Safety and content moderation remain priorities for OpenAI. Sora 2 enforces content restrictions by blocking prompts involving sexual, violent, hateful content, celebrity likenesses, and pre-existing intellectual property. All videos generated by Sora include C2PA metadata tags to indicate they were AI-generated, supporting transparency and copyright regulation.

From a technical perspective, Sora 2 is a diffusion transformer model based on latent diffusion applied to 3D video “patches” operating in latent space, then lifted to visible video via decompression. The model leverages video-to-text re-captioning to enhance training datasets with detailed captions, improving video-text alignment and generation quality.

The 3D video angle generation capability allows the model to independently create different camera angles and 3D-like perspectives from training data alone, significantly improving video realism and diversity. This feature enables creators to produce more dynamic and engaging content without manual intervention.

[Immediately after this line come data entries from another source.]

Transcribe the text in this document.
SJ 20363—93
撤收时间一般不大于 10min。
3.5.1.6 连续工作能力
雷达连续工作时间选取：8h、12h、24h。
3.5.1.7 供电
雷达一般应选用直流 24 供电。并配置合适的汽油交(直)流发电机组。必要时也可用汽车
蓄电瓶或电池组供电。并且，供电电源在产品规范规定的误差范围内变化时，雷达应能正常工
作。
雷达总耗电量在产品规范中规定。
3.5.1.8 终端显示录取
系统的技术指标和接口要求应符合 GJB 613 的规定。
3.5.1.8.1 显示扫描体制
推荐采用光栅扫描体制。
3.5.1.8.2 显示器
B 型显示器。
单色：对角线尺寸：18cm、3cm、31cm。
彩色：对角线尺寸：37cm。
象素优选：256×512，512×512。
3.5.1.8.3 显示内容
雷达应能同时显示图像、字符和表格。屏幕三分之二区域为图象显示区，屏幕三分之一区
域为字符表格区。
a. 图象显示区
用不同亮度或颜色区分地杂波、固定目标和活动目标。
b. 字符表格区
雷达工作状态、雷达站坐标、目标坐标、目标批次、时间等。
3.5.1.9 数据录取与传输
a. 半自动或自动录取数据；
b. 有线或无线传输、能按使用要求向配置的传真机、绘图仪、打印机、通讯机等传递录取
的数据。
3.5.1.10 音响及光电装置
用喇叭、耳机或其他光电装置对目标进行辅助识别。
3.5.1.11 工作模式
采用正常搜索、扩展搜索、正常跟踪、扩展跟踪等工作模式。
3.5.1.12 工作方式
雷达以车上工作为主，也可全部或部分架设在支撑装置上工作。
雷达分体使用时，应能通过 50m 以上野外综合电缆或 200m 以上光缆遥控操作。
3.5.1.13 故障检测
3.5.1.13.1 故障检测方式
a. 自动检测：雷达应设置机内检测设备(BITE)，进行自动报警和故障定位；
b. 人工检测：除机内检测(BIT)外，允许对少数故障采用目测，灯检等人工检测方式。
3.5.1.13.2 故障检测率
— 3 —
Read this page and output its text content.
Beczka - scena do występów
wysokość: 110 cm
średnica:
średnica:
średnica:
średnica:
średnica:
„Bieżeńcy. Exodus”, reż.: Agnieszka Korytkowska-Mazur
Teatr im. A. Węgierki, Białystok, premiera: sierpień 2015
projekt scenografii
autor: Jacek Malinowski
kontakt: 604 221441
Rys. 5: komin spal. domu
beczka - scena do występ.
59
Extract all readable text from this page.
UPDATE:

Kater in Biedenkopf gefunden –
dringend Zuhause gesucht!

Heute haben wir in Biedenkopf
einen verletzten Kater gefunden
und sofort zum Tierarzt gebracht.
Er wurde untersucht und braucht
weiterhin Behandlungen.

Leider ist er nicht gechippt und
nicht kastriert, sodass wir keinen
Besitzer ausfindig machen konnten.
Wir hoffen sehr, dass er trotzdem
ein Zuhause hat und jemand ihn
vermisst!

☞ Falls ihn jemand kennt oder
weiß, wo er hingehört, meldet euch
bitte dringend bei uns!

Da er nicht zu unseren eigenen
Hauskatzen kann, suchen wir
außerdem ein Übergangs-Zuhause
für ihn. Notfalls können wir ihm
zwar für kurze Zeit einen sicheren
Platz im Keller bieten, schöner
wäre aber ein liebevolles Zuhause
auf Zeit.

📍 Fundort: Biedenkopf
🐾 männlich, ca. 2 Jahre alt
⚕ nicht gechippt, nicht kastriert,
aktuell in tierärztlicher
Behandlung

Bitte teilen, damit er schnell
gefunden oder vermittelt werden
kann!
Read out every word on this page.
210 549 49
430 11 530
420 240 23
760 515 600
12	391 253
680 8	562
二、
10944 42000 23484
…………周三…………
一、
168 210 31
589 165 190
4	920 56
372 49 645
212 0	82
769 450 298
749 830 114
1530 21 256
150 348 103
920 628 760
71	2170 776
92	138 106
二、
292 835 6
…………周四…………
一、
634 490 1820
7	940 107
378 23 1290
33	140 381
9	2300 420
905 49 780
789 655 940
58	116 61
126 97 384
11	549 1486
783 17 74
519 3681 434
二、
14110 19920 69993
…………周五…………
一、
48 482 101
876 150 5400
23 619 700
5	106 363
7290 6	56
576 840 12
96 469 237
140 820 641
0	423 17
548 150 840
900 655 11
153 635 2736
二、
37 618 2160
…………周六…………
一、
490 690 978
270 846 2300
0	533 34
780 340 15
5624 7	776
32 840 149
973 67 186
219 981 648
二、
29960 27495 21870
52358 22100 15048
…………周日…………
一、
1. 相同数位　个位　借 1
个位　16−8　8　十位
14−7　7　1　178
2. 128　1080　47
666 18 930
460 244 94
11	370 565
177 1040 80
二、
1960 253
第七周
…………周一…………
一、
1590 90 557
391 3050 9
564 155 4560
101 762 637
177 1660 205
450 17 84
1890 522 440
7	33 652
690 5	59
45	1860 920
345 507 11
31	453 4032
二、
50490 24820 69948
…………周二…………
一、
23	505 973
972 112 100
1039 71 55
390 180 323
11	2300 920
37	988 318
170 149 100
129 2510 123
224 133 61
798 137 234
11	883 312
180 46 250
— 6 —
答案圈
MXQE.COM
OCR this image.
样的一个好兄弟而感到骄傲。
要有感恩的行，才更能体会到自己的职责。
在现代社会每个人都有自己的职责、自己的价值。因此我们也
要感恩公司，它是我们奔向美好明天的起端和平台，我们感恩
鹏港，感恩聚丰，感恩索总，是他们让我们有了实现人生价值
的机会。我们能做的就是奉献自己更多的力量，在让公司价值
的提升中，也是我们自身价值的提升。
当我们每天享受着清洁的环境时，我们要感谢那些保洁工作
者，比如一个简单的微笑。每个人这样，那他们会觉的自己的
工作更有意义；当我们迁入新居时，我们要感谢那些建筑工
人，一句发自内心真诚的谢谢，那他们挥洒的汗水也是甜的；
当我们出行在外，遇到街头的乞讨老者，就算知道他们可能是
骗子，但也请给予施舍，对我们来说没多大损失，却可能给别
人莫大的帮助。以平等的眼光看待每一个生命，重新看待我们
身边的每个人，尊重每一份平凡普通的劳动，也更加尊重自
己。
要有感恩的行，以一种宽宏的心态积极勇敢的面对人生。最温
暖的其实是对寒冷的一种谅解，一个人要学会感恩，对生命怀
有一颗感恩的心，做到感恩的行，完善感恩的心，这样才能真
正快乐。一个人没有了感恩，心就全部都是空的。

Access to Sora 2 is limited right now (it’s invite only) but in the near future it will be available through multiple channels. Users will be able to access the model via sora.com, with ChatGPT Pro users having access to the higher-quality Sora 2 Pro model. OpenAI plans to release Sora 2 in its API soon, while the original Sora 1 Turbo remains available, and users retain access to created content in their libraries.